Metastatic tumors best for sunitinib response evaluation in mRCC

Published on February 20, 2013 at 9:15 AM · No Comments

By Lucy Piper, Senior medwireNews Reporter

When evaluating treatment response in non-nephrectomized patients with metastatic renal cell carcinoma (mRCC), the primary lesion does not have to be selected as the target lesion, researchers report.

Indeed, they found that selecting metastasis-only lesions as target lesions may be better for determining response to sunitinib and more representative of survival outcome.

"We confirmed that primary lesions do exhibit a response to sunitinib through size change and correlate with the size change of metastatic lesions," note Jae-Lyun Lee (University of Ulsan College of Medicine, Seoul, Korea) and colleagues.

"However, the degree of size change was generally smaller than the metastatic lesion and the response of the primary lesion in some patients moved in the opposite direction compared with the metastatic lesion."

The researchers used Response Evaluation Criteria in Solid Tumors to assess overall response changes in 41 patients, aged an average 59 years, with mRCC who were treated with sunitinib. All the patients had an intact primary tumor and at least one extrarenal measureable lesion. Lung was the most common site of metastasis (63%).
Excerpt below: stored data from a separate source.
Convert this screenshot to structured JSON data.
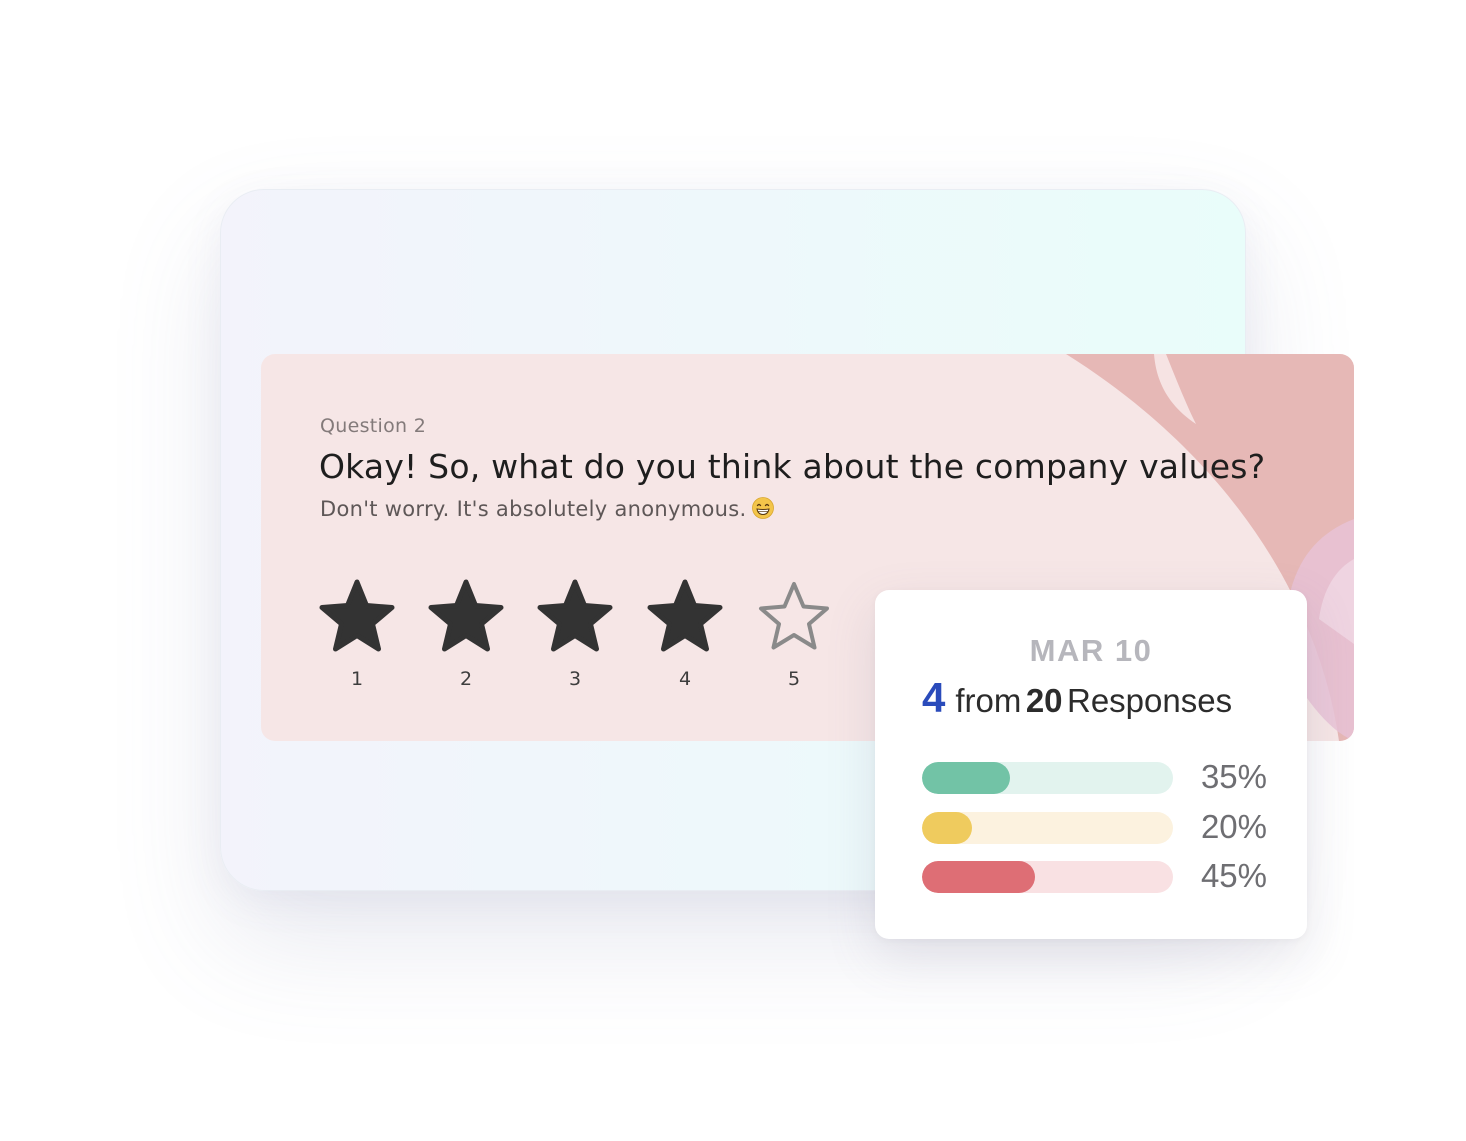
{
  "question": {
    "number_label": "Question 2",
    "title": "Okay! So, what do you think about the company values?",
    "subtitle": "Don't worry. It's absolutely anonymous.",
    "subtitle_emoji": "grinning-face-emoji"
  },
  "rating": {
    "selected": 4,
    "max": 5,
    "stars": [
      {
        "label": "1",
        "filled": true
      },
      {
        "label": "2",
        "filled": true
      },
      {
        "label": "3",
        "filled": true
      },
      {
        "label": "4",
        "filled": true
      },
      {
        "label": "5",
        "filled": false
      }
    ],
    "filled_color": "#333333",
    "empty_color": "#8a8a8a"
  },
  "stats": {
    "date": "MAR 10",
    "value": "4",
    "from_text": "from",
    "count": "20",
    "responses_text": "Responses",
    "bars": [
      {
        "percent_label": "35%",
        "fill_fraction": 0.35,
        "fill_color": "#72c3a6",
        "track_color": "#e2f3ee"
      },
      {
        "percent_label": "20%",
        "fill_fraction": 0.2,
        "fill_color": "#efcb5e",
        "track_color": "#fcf2df"
      },
      {
        "percent_label": "45%",
        "fill_fraction": 0.45,
        "fill_color": "#de6e75",
        "track_color": "#f9e1e3"
      }
    ]
  },
  "colors": {
    "card_background": "#f6e6e6",
    "decoration": "#e6b8b6",
    "accent_blue": "#2a4bbb"
  }
}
The average reduction in the sum of diameters as a result of treatment was smaller in the primary target lesion, at 6%, compared with 18% in the target metastatic lesion.

Over a median follow up of 29 months, 30 patients died. The median overall survival was 12.7 months and the time to progression was 6.8 months.
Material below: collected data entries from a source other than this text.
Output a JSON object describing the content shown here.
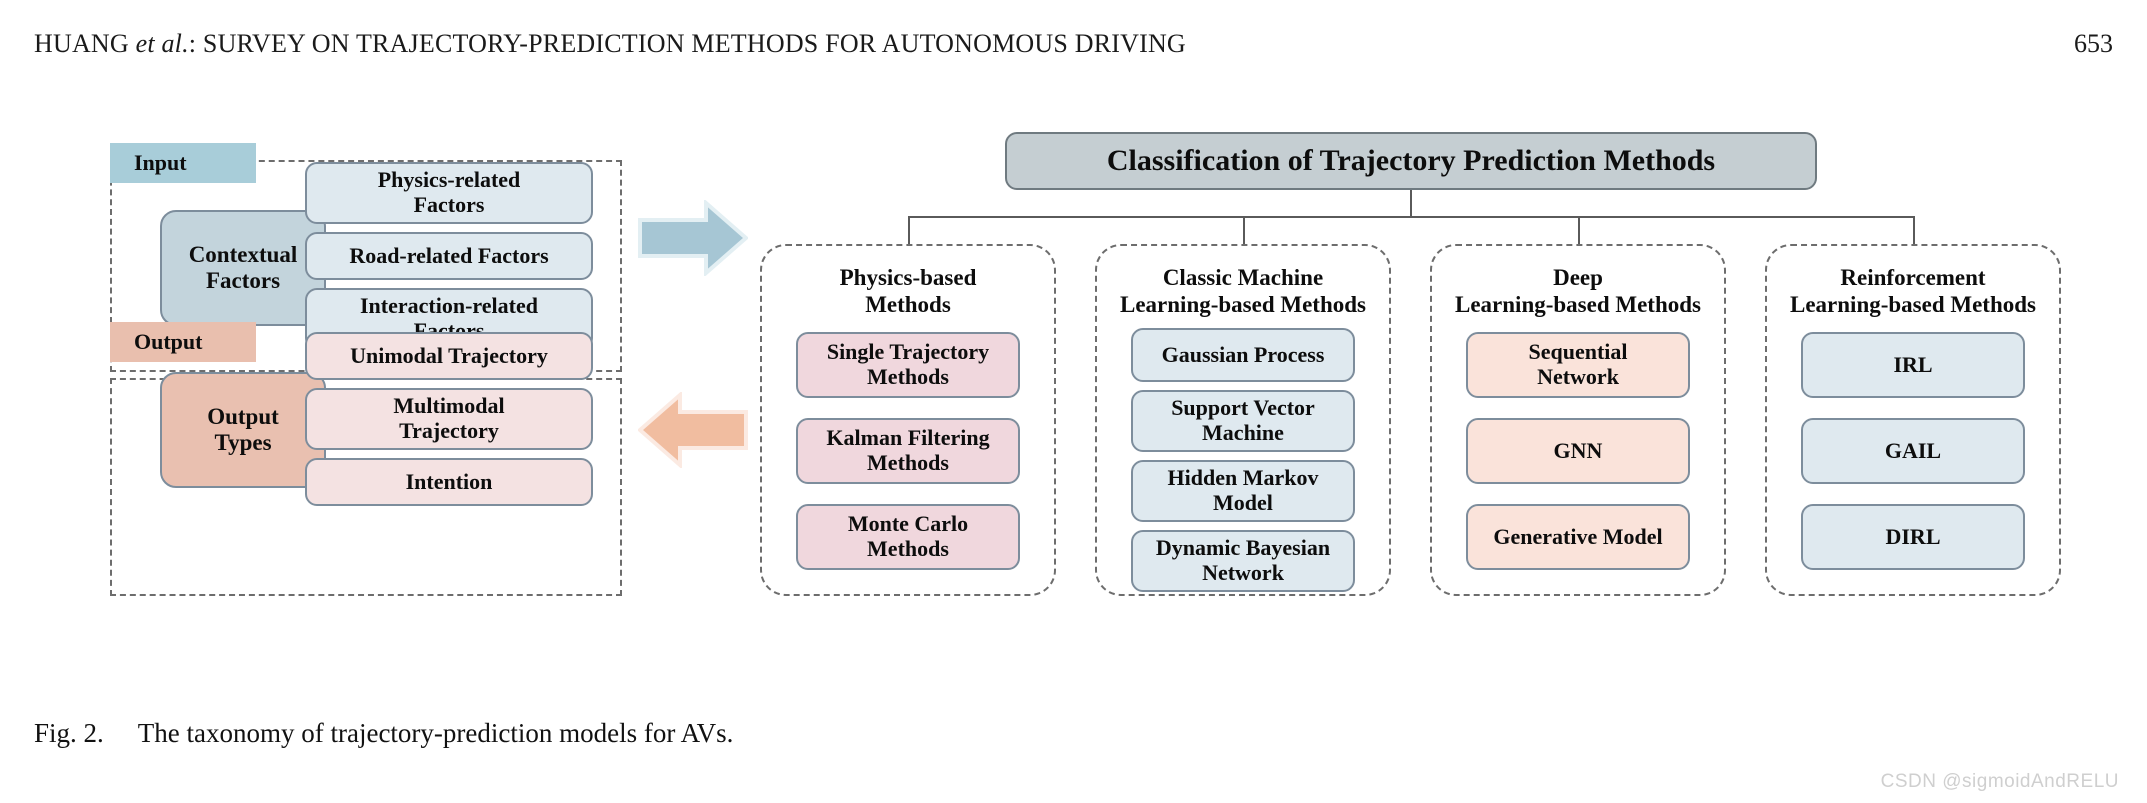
{
  "running_head": {
    "author": "HUANG",
    "etal": "et al.",
    "title": ": SURVEY ON TRAJECTORY-PREDICTION METHODS FOR AUTONOMOUS DRIVING",
    "page_number": "653"
  },
  "caption": {
    "label": "Fig. 2.",
    "text": "The taxonomy of trajectory-prediction models for AVs."
  },
  "watermark": "CSDN @sigmoidAndRELU",
  "colors": {
    "input_badge": "#a8cdd9",
    "output_badge": "#e9bfae",
    "contextual_box": "#c3d4dc",
    "output_types_box": "#e9c0b0",
    "light_blue_box": "#dfe9ef",
    "light_pink_box": "#f4e2e2",
    "pink_box": "#f0d7dd",
    "peach_box": "#fae3da",
    "title_box": "#c5ced2",
    "node_border": "#7d8d9c",
    "dash_border": "#6d6d6d",
    "arrow_blue": "#a6c6d4",
    "arrow_peach": "#f1bda0"
  },
  "io_panel": {
    "input": {
      "badge": "Input",
      "main_node": "Contextual\nFactors",
      "main_node_line1": "Contextual",
      "main_node_line2": "Factors",
      "items": [
        {
          "line1": "Physics-related",
          "line2": "Factors",
          "two_line": true
        },
        {
          "line1": "Road-related Factors",
          "line2": "",
          "two_line": false
        },
        {
          "line1": "Interaction-related",
          "line2": "Factors",
          "two_line": true
        }
      ]
    },
    "output": {
      "badge": "Output",
      "main_node_line1": "Output",
      "main_node_line2": "Types",
      "items": [
        {
          "line1": "Unimodal Trajectory",
          "line2": "",
          "two_line": false
        },
        {
          "line1": "Multimodal",
          "line2": "Trajectory",
          "two_line": true
        },
        {
          "line1": "Intention",
          "line2": "",
          "two_line": false
        }
      ]
    },
    "arrows": {
      "input_arrow": "right-arrow-icon",
      "output_arrow": "left-arrow-icon"
    }
  },
  "taxonomy": {
    "root_title": "Classification of Trajectory Prediction Methods",
    "columns": [
      {
        "title_line1": "Physics-based",
        "title_line2": "Methods",
        "items": [
          {
            "line1": "Single Trajectory",
            "line2": "Methods",
            "two_line": true
          },
          {
            "line1": "Kalman Filtering",
            "line2": "Methods",
            "two_line": true
          },
          {
            "line1": "Monte Carlo",
            "line2": "Methods",
            "two_line": true
          }
        ]
      },
      {
        "title_line1": "Classic Machine",
        "title_line2": "Learning-based Methods",
        "items": [
          {
            "line1": "Gaussian Process",
            "line2": "",
            "two_line": false
          },
          {
            "line1": "Support Vector",
            "line2": "Machine",
            "two_line": true
          },
          {
            "line1": "Hidden Markov",
            "line2": "Model",
            "two_line": true
          },
          {
            "line1": "Dynamic Bayesian",
            "line2": "Network",
            "two_line": true
          }
        ]
      },
      {
        "title_line1": "Deep",
        "title_line2": "Learning-based Methods",
        "items": [
          {
            "line1": "Sequential",
            "line2": "Network",
            "two_line": true
          },
          {
            "line1": "GNN",
            "line2": "",
            "two_line": false
          },
          {
            "line1": "Generative Model",
            "line2": "",
            "two_line": false
          }
        ]
      },
      {
        "title_line1": "Reinforcement",
        "title_line2": "Learning-based Methods",
        "items": [
          {
            "line1": "IRL",
            "line2": "",
            "two_line": false
          },
          {
            "line1": "GAIL",
            "line2": "",
            "two_line": false
          },
          {
            "line1": "DIRL",
            "line2": "",
            "two_line": false
          }
        ]
      }
    ]
  }
}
When patients were categorized into responders (complete or partial response) and nonresponders (stable or progressive disease) based on evaluation of primary and metastatic lesions, there was a nonsignificant difference in the time to progression (14.9 and 5.4 months, respectively) and overall survival (18.0 and 10.6 months, respectively).

When only metastatic target lesions were used, however, responders versus nonresponders had a significantly longer time to progression (14.9 vs 4.3 months) and lived longer (18.5 vs 9.6 months).

In the recent era of targeted molecular therapy, routine cytoreductive nephrectomy has declined and studies have suggested that it might not yield a survival benefit in poor-risk groups, the researchers note.

"Therefore, the response survival of mRCC patients without nephrectomy would be considered as a pressing problem to solve for better patient management," they say.

"We suggest that when treating nonnephrectomized mRCC patients, it would be better to evaluate the patient response using metastasis-only target lesions."